Risposte banali, retoriche. L’avevo detto. Ma è grazie alla genuina voglia di banalità e retorica, di sorrisi, che mi ritrovo adesso con il vento nei capelli e la sensazione di averlo guadato davvero quel fiume di sterco, in apnea. Senza rendermi conto delle sterco e nemmeno dell’apnea.

La sensazione è più o meno quella di quando esci da una lunga influenza che ti aveva abituato a non sentire gli odori e nemmeno i gusti. A un certo punto nemmeno te lo ricordi più che ci sono odori e gusti, e tu continui ad annusare e a mangiare. Meccanicamente. Per senso del dovere.

Uso un’altra metafora, che a me piacciono tanto tanto. In piedi sulla riva del mare, con il vento che ti schiaffeggia la faccia e alza tanta di quella sabbia che tu devi per forza tenerli chiusi, gli occhi. E poi il vento continua a soffiare, la sabbia non smette di volare e gli occhi non li riapri più. Te ne fai una ragione e stai a occhi chiusi, ti ci abitui. Che poi, a dircela tutta, basterebbe girarsi di schiena o addirittura andarsene da quella spiaggia. Ma ce lo insegna l’evoluzione: sopravvive chi si adatta. Nel bene, e nel male.

Questo non è banale, o almeno per me ammetto essere stata una sorpresa, un’illuminazione. Se non puoi cambiare quello che non puoi cambiare, allora sei tu che devi cambiare.

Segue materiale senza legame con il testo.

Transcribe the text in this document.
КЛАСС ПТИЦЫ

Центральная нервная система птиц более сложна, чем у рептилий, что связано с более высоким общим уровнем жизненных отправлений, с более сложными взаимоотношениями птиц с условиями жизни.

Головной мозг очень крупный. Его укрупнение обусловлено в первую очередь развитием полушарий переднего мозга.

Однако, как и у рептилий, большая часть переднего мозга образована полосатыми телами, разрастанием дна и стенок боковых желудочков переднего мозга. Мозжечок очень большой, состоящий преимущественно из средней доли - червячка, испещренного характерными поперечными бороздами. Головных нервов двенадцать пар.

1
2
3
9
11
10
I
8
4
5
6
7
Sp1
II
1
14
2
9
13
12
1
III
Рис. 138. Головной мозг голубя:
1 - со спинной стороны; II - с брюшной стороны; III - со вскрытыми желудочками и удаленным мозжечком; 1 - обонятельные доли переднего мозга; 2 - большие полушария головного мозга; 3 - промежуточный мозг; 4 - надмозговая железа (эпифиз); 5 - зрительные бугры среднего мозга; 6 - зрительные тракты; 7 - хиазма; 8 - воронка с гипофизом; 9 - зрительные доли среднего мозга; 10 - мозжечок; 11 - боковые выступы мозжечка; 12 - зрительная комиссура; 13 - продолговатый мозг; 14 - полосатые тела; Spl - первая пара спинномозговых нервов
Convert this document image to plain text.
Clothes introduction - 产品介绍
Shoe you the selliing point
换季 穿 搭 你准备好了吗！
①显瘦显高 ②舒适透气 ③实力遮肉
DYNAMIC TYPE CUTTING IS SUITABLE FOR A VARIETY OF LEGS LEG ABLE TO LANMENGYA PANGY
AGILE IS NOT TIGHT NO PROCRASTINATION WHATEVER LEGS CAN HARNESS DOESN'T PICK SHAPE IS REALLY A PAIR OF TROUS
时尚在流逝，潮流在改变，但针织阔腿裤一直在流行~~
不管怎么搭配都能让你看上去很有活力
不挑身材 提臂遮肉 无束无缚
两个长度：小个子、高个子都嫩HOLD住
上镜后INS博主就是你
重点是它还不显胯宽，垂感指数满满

Facile, quasi spirituale come concetto. Ma per me, notoria maniaca del controllo e interventista, questa cosa qui oltre a convincermi ad andare via, da quella spiaggia, mi ha permesso anche di fare pace con tanti tormenti del passato.

È vero che sono passati più di 20 mesi prima che mi rendessi conto che vivevo a occhi chiusi, e che in questi mesi non ho visto scorrere facce di amici, e sorrisi. Ho tenuto tutti fuori, tutti quelli che avrebbero potuto rompere il mio equilibrio e minarlo, facendomi venire il dubbio che ci fosse altro oltre le palpebre serrate. Come se avessi avuto realmente paura di riaprirli, quegli occhi. E poi ci sono quelle persone che si sono messe accanto a me e pazientemente hanno atteso che finissi di nuotare nello sterco e che me ne rendessi conto. Facendolo forse inconsapevolmente, senza lasciarmi sola.


Adesso sono qui: con il vento nei capelli ho finalmente ritrovato il gusto di essere Barbara.